No, to ja chyba znam inną historię. Piszesz, ze w Japonii nie było żadnej partii, typu jedyna przewodnia siła narodu. Przecież w Japonii obowiązywał inny system polityczny i można powiedzieć od 1936 żadna z partii, ani Seiukai, ani Minseito nie miały nic do gadania. Nikt nie miał nic do gadania poza kliką wojskowych. Jedynie od czasu do czasu liczono się nieco z dworem, jedna od czasów przejęcia teki premiera przez generała Tojo, to dwór także nie miał nic do gadania, między innymi dlatego, że nie chciał mieć, Ze miał to gdzieś, ze się bał wychylić, że sam popierał militarystów, że cesarz ogólnie także ich popierał, chociaż niekiedy miał wątpliwości. Japonia Konstytucji Meji nie była wtedy systemem stricte parlamentarnym na wzór Niemiec, czy Włoch, gdzie wygranie wyborów gwarantowało władzę, wygranie wysokie natomiast gwarantowało dowolne zmiany konstytucyjne. Rząd partyjny w żaden sposób nie mógł być centrum, gdyż partie miały wprawdzie silny środek nacisku poprzez możliwość odrzucenia budżetu, ale niewiele co poza tym. Toteż w Japonii jak najbardziej był naczelny ośrodek rządzący społeczeństwem, ale nie była to partia, tylko wojskowy rząd wspierany przez wojsko, niektóre ośrodki przemysłowe, grupy formalne oraz nieformalne, część dworu. Jak najbardziej Japońskie społeczeństwo było masowo indoktrynowane, nadzorowane, szkolone, poddane propagandzie oraz inwigilowane chyba bardziej niżeli włoskie czy niemieckie. Szczegółowo zapraszam tutaj do tej książki
http://www.konnichiwa.pl/japan8,22.html chociaż znajdziesz takie informacje w setce innych.

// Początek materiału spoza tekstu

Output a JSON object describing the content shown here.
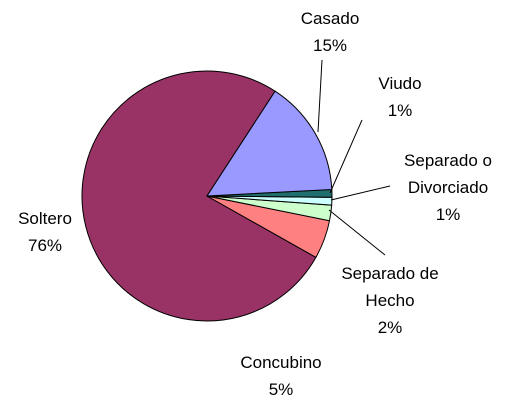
{
  "chart_data": {
    "type": "pie",
    "categories": [
      "Casado",
      "Viudo",
      "Separado o Divorciado",
      "Separado de Hecho",
      "Concubino",
      "Soltero"
    ],
    "values": [
      15,
      1,
      1,
      2,
      5,
      76
    ],
    "value_labels": [
      "15%",
      "1%",
      "1%",
      "2%",
      "5%",
      "76%"
    ],
    "colors": [
      "#9999ff",
      "#1f6f6f",
      "#ccffff",
      "#ccffcc",
      "#ff8080",
      "#993366"
    ]
  }
}
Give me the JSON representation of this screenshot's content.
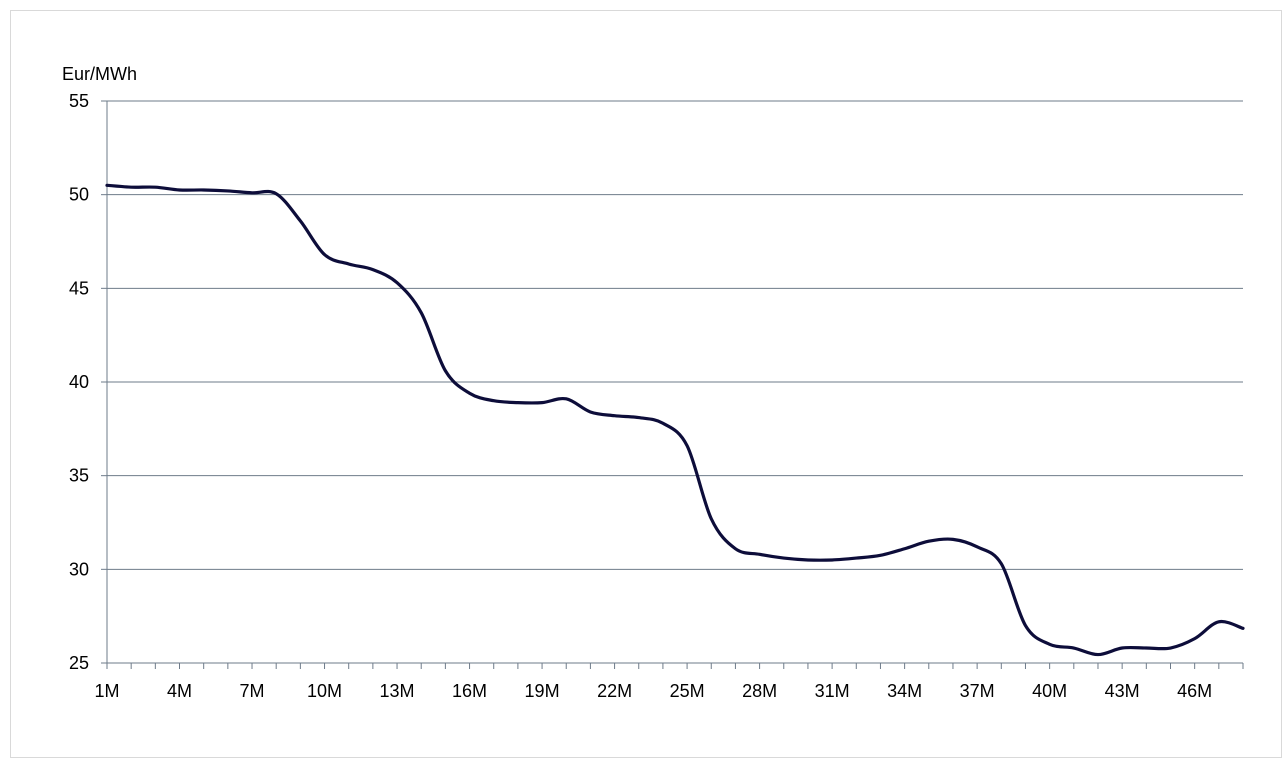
{
  "chart_data": {
    "type": "line",
    "title": "",
    "xlabel": "",
    "ylabel": "Eur/MWh",
    "ylim": [
      25,
      55
    ],
    "yticks": [
      25,
      30,
      35,
      40,
      45,
      50,
      55
    ],
    "xlim": [
      1,
      48
    ],
    "xticks": [
      {
        "x": 1,
        "label": "1M"
      },
      {
        "x": 4,
        "label": "4M"
      },
      {
        "x": 7,
        "label": "7M"
      },
      {
        "x": 10,
        "label": "10M"
      },
      {
        "x": 13,
        "label": "13M"
      },
      {
        "x": 16,
        "label": "16M"
      },
      {
        "x": 19,
        "label": "19M"
      },
      {
        "x": 22,
        "label": "22M"
      },
      {
        "x": 25,
        "label": "25M"
      },
      {
        "x": 28,
        "label": "28M"
      },
      {
        "x": 31,
        "label": "31M"
      },
      {
        "x": 34,
        "label": "34M"
      },
      {
        "x": 37,
        "label": "37M"
      },
      {
        "x": 40,
        "label": "40M"
      },
      {
        "x": 43,
        "label": "43M"
      },
      {
        "x": 46,
        "label": "46M"
      }
    ],
    "grid": "horizontal",
    "legend": "none",
    "series": [
      {
        "color": "#0d0d3a",
        "x": [
          1,
          2,
          3,
          4,
          5,
          6,
          7,
          8,
          9,
          10,
          11,
          12,
          13,
          14,
          15,
          16,
          17,
          18,
          19,
          20,
          21,
          22,
          23,
          24,
          25,
          26,
          27,
          28,
          29,
          30,
          31,
          32,
          33,
          34,
          35,
          36,
          37,
          38,
          39,
          40,
          41,
          42,
          43,
          44,
          45,
          46,
          47,
          48
        ],
        "values": [
          50.5,
          50.4,
          50.4,
          50.25,
          50.25,
          50.2,
          50.1,
          50.05,
          48.6,
          46.8,
          46.3,
          46.0,
          45.3,
          43.7,
          40.6,
          39.4,
          39.0,
          38.9,
          38.9,
          39.1,
          38.4,
          38.2,
          38.1,
          37.8,
          36.6,
          32.7,
          31.1,
          30.8,
          30.6,
          30.5,
          30.5,
          30.6,
          30.75,
          31.1,
          31.5,
          31.6,
          31.2,
          30.3,
          27.0,
          26.0,
          25.8,
          25.45,
          25.8,
          25.8,
          25.8,
          26.3,
          27.2,
          26.85
        ]
      }
    ]
  },
  "colors": {
    "grid": "#6e7b8a",
    "axis": "#6e7b8a",
    "frame": "#d9d9d9"
  }
}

Co do religii. Istnieje książka Zen na wojnie Briana. Radzę przeczytać, bo jest tam właśnie mowa o zmuszeniu religii służbie militaryzmu. Shintoizm oraz buddyzm bardzo mocno poparły militaryzm, natomiast tych, którzy się opierali, to wiadomo, przy czym w Japonii nie było ich zbyt wielu.
Co do stworzenia super społeczności, która była idea Hitlera. Japończycy ten warunek spełnili, ponieważ wierzyli, ze są właśnie superspołecznością, gdzie cesarz jest bogiem, każdy Japończyk półbogiem stojącym znacznie wyżej od jakiegokolwiek innego osobnika. Cała różnica polegała na tym, ze Hitler rozwalał niektórych, natomiast innych niearyjczyków uważał za podludzi. Japończycy nie rozwalali, za to wszystkich niejapończyków uważali za kogoś gorszego od siebie. Różnicy więc nie ma jakiejś. Czy bowiem kogoś nazwiemy człowiekiem, siebie półbogiem, czy siebie człowiekiem, kogoś podludziem, to relacja lepszy gorszy jest identyczna. Japończycy zas nie mordowali ludzi innych ras ze względu na rasę, bo im się to po prostu nie opłacało. Zresztą, czy słyszy się o walce ras u Mussoliniego, czy raczej o przeciwnikach rządu kontra zwolenników rządu faszystowskiego? Czy identycznie nie było u Franco?
Dlatego jak najbardziej można uznać japońskie państwo za faszystowskie, właśnie opierając się na Twoich uwagach.